As the 3,000 Irish assembled in front of the US Capitol wearing green and white T-shirts emblazoned with the message “Legalize the Irish.org” many passers-by thought it was a joke. “Illegal Irish in America? That’s funny.”
The Irish are well-liked in the US because many Americans are able to trace back their roots to Irish immigrants. St. Patrick’s Day is an important part of the American cultural heritage, and every year parades take place in large cities to celebrate this Irish tradition.
In the second half of the 19th century, hundreds of thousands of Irish fleeing crop failures and famine migrated to the US. And in late 20th Century the Irish continued to migrate to the US.
“It was a tradition for many years for Irish to come to the United States to work when they were young,” says Neil O’Dowd, founder of ILIR. “We estimate there are about 50,000 illegal Irish in the US.”
In recent years, migration in the opposite direction has begun: As the economy improves, Ireland becomes a more attractive destination for young Americans.
Diana Pardue, Chief of Museum Services at Ellis Island, noticed that in recent years an increasing number of Americans are asking for copies of their Irish ancestors’ passports which the families had donated to the museum. “They need them to apply for Irish citizenship,” she explains.
Anyone who can prove that at least one of their grandparents or great-grandparents was Irish is eligible to apply for Irish citizenship.
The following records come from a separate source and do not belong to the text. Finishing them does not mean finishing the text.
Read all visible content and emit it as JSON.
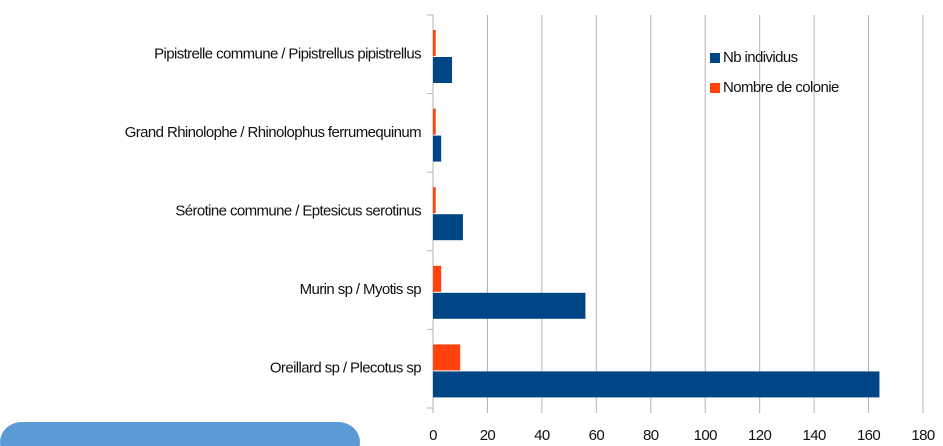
{
  "chart_data": {
    "type": "bar",
    "orientation": "horizontal",
    "categories": [
      "Pipistrelle commune / Pipistrellus pipistrellus",
      "Grand Rhinolophe / Rhinolophus ferrumequinum",
      "Sérotine commune / Eptesicus serotinus",
      "Murin sp / Myotis sp",
      "Oreillard sp / Plecotus sp"
    ],
    "series": [
      {
        "name": "Nb individus",
        "color": "#004586",
        "values": [
          7,
          3,
          11,
          56,
          164
        ]
      },
      {
        "name": "Nombre de colonie",
        "color": "#ff420e",
        "values": [
          1,
          1,
          1,
          3,
          10
        ]
      }
    ],
    "xlim": [
      0,
      180
    ],
    "xticks": [
      0,
      20,
      40,
      60,
      80,
      100,
      120,
      140,
      160,
      180
    ],
    "grid": true,
    "legend": "upper right"
  }
}
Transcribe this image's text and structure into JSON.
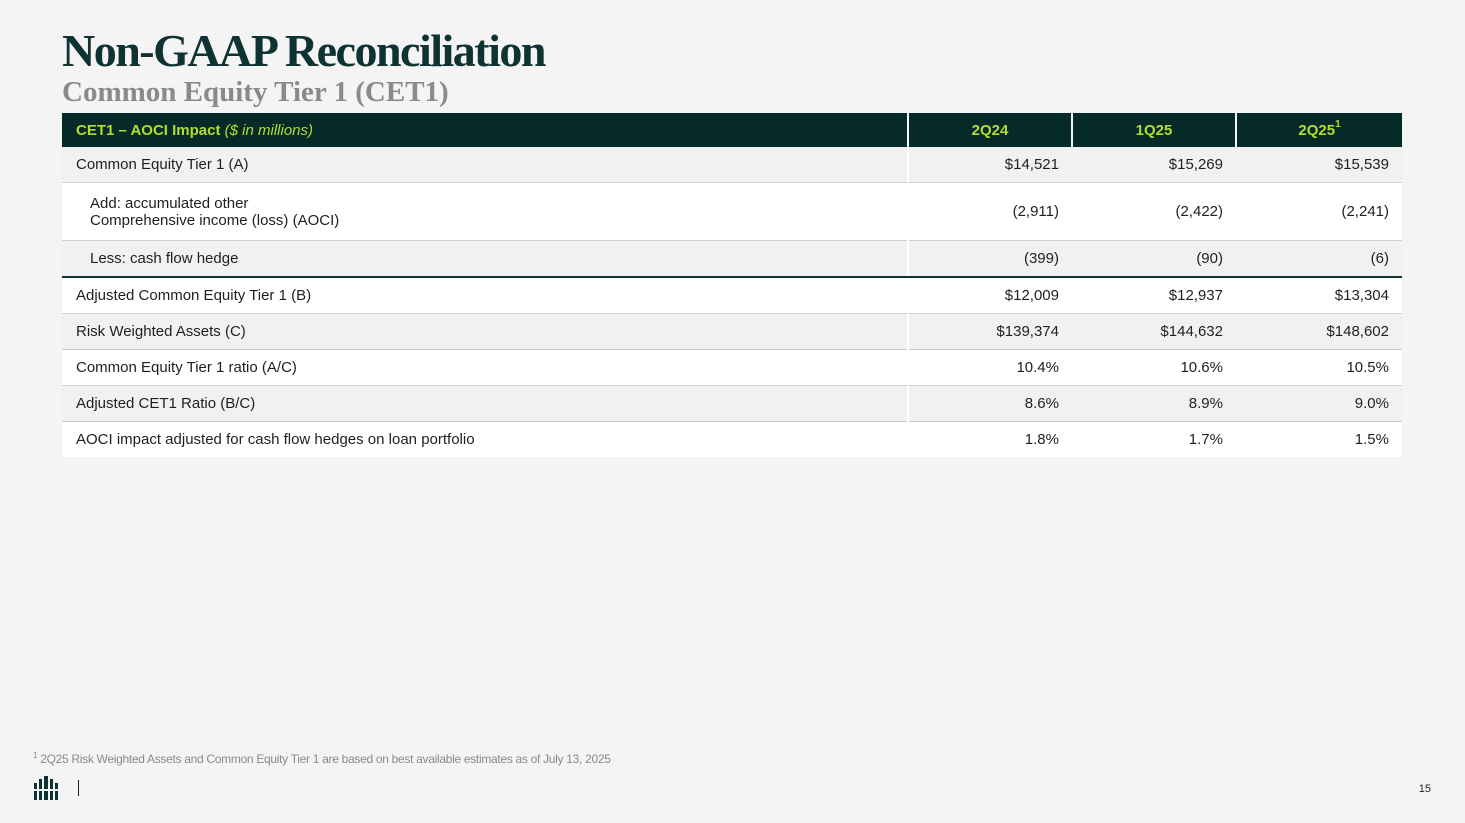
{
  "title": "Non-GAAP Reconciliation",
  "subtitle": "Common Equity Tier 1 (CET1)",
  "table": {
    "header": {
      "label": "CET1 – AOCI Impact",
      "unit": "($ in millions)",
      "columns": [
        {
          "label": "2Q24",
          "sup": ""
        },
        {
          "label": "1Q25",
          "sup": ""
        },
        {
          "label": "2Q25",
          "sup": "1"
        }
      ]
    },
    "rows": [
      {
        "label": "Common Equity Tier 1 (A)",
        "values": [
          "$14,521",
          "$15,269",
          "$15,539"
        ]
      },
      {
        "label_line1": "Add: accumulated other",
        "label_line2": "Comprehensive income (loss) (AOCI)",
        "values": [
          "(2,911)",
          "(2,422)",
          "(2,241)"
        ]
      },
      {
        "label": "Less: cash flow hedge",
        "values": [
          "(399)",
          "(90)",
          "(6)"
        ]
      },
      {
        "label": "Adjusted Common Equity Tier 1 (B)",
        "values": [
          "$12,009",
          "$12,937",
          "$13,304"
        ]
      },
      {
        "label": "Risk Weighted Assets (C)",
        "values": [
          "$139,374",
          "$144,632",
          "$148,602"
        ]
      },
      {
        "label": "Common Equity Tier 1 ratio (A/C)",
        "values": [
          "10.4%",
          "10.6%",
          "10.5%"
        ]
      },
      {
        "label": "Adjusted CET1 Ratio (B/C)",
        "values": [
          "8.6%",
          "8.9%",
          "9.0%"
        ]
      },
      {
        "label": "AOCI impact adjusted for cash flow hedges on loan portfolio",
        "values": [
          "1.8%",
          "1.7%",
          "1.5%"
        ]
      }
    ]
  },
  "footnote": {
    "marker": "1",
    "text": "2Q25 Risk Weighted Assets and Common Equity Tier 1 are based on best available estimates as of July 13, 2025"
  },
  "page_number": "15",
  "logo_icon": "company-logo-icon",
  "colors": {
    "header_bg": "#062a28",
    "header_text": "#b3dc2f",
    "title": "#0f3232"
  }
}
This is attractive for Americans of Irish descent for many reasons; one of them is that Irish citizens are allowed to live and work in all 27 countries of the European Union.
Mary Brennan knows for sure that she would never build a life in the underground again: “Last year one of my little brothers, who is still in college, came to visit me. He wanted to stay but I urged him not to. I’m glad he went back to Ireland.”
Silke Oppermann is a freelance journalist who reports for Deutsche Welle Radio, ARD Radio affiliates, and other media outlets.